No local, o poeta “se encontrará” com Darío Ouses, diretor da Biblioteca Pablo Neruda, que contará detalhes da descoberta e próxima publicação de 20 poemas inéditos do autor de “Crepusculário” e “Os Versos do Capitão”, entre muitas outras obras. Depois, o poeta “voltará” para sua casa, onde chegará, aproximadamente, quatro horas após sua saída.

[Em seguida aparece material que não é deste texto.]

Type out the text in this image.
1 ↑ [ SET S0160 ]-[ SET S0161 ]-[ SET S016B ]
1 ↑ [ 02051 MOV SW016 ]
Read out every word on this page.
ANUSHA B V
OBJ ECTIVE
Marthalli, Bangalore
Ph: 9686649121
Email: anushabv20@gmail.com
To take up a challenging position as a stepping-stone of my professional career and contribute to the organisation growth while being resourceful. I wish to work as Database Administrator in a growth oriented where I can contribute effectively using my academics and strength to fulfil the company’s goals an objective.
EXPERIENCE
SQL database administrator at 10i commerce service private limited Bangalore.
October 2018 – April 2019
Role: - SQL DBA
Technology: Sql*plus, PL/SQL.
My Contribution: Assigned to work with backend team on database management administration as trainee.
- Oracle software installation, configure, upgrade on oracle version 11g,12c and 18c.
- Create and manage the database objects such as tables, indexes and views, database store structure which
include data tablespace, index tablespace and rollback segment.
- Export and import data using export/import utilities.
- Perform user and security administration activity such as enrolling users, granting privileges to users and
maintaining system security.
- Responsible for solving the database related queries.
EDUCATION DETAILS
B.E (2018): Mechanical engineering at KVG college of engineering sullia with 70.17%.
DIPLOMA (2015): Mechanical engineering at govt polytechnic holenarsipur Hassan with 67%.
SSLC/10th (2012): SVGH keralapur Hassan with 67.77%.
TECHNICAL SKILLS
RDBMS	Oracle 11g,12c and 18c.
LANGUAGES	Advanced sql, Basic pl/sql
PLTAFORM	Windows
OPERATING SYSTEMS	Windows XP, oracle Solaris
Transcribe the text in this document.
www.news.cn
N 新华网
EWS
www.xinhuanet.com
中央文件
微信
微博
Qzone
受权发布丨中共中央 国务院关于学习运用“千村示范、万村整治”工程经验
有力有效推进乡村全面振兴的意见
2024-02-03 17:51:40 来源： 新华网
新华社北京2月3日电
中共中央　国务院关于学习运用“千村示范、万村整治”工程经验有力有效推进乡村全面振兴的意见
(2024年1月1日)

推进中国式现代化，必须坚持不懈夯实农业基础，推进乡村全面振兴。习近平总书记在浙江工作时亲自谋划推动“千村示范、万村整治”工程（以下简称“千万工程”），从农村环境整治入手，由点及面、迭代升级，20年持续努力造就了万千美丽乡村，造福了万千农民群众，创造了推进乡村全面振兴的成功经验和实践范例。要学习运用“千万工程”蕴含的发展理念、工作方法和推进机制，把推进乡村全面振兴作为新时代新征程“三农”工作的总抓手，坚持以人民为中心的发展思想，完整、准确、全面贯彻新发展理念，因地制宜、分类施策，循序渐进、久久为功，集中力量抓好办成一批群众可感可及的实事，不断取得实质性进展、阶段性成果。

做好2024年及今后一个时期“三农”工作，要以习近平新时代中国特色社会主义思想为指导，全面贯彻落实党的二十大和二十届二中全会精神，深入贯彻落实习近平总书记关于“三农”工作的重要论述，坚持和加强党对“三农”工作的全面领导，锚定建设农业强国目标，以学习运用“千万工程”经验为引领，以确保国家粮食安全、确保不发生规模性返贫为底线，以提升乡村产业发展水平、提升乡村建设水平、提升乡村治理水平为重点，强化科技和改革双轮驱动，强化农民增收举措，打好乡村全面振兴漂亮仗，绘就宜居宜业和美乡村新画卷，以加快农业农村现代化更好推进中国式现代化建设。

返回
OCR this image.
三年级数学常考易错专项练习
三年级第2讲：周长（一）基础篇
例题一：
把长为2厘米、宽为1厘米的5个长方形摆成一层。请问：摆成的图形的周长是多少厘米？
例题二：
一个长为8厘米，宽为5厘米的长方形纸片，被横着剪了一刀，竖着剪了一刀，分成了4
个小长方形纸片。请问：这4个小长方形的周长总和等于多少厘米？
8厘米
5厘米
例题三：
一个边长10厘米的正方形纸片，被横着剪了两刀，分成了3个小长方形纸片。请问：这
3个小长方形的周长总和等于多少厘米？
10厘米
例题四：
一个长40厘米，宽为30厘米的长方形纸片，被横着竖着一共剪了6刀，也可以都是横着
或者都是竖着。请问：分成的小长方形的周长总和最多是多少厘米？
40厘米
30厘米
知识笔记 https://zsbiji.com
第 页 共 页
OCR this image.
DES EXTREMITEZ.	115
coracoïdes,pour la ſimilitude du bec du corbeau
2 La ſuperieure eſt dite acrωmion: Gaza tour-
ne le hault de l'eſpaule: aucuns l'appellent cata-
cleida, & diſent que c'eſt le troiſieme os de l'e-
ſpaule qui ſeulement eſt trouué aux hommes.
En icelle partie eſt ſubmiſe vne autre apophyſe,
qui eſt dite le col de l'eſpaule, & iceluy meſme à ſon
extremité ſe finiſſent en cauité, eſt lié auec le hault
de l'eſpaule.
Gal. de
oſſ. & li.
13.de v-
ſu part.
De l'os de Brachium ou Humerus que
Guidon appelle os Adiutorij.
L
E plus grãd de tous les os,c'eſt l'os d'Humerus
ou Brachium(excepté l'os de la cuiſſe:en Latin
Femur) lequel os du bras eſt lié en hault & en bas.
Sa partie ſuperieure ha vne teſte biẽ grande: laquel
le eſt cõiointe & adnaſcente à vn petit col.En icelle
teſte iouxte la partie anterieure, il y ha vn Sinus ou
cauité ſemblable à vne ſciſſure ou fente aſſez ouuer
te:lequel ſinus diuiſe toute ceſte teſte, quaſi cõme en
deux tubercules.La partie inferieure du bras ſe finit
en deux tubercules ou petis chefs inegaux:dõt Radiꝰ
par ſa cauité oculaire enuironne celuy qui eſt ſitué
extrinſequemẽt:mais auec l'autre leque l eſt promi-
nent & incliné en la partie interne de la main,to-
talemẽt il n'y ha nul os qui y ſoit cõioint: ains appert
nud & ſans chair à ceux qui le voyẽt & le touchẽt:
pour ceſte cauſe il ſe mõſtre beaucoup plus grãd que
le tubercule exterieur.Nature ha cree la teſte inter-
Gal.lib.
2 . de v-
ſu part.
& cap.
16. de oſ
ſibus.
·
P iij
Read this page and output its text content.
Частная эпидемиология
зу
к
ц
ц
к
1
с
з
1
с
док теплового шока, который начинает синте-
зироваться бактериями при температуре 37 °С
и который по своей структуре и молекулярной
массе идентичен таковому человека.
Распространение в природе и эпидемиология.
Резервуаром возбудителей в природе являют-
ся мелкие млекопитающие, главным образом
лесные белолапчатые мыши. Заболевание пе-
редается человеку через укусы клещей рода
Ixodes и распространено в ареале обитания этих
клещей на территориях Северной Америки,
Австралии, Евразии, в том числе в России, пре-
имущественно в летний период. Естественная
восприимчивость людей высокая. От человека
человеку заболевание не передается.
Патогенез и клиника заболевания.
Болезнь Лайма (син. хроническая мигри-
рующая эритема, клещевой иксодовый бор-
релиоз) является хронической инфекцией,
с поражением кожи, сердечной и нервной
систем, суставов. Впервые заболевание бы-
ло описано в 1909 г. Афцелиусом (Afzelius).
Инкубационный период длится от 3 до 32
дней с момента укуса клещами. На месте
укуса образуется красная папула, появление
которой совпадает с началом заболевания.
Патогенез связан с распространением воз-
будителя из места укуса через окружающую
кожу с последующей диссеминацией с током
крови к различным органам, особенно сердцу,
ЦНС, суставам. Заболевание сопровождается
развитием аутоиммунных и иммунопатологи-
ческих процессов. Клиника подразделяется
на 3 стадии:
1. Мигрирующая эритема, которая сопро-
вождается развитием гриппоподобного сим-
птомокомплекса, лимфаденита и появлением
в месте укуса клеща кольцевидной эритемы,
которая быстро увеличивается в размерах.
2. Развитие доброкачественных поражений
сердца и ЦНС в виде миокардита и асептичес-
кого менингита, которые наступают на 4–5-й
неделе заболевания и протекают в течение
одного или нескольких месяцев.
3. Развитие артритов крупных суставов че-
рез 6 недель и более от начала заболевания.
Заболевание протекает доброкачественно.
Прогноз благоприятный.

Os festejos pelos 110 anos de Neruda, nascido em 12 de julho de 1904 e que morreu 23 de setembro de 1973, começarão no dia 11 na casa museu “La Sebastiana”, no porto de Valparaíso, onde se acontecerá o concerto “Canto a Neruda”, com direção de Hugo Pirovich.

No dia 12, o centro das atividades será a “Casa de Isla Negra”, onde ao meio-dia (13h, em Brasília) haverá um encontro de poesia popular com a presença, entre outros, do payador (espécie de poeta) José Luis Suárez, e dos cantores Maritza Torres, Rodrigo Torres, Jaime Flores e Hernán Ramírez.

A celebração de aniversário incluirá ainda a doação da “Biblioteca Multilíngue Pablo Neruda” à escola Villa Las Estrellas, situada na Ilha do Rei George, na Antártida, onde convivem bases de diversos países.

A escola atende aos filhos dos pesquisadores chilenos que trabalham no continente antártico e a coleção soma mais de 200 livros com obras do poeta, além de textos infantis, ilustrados, de fotografia e gastronomia.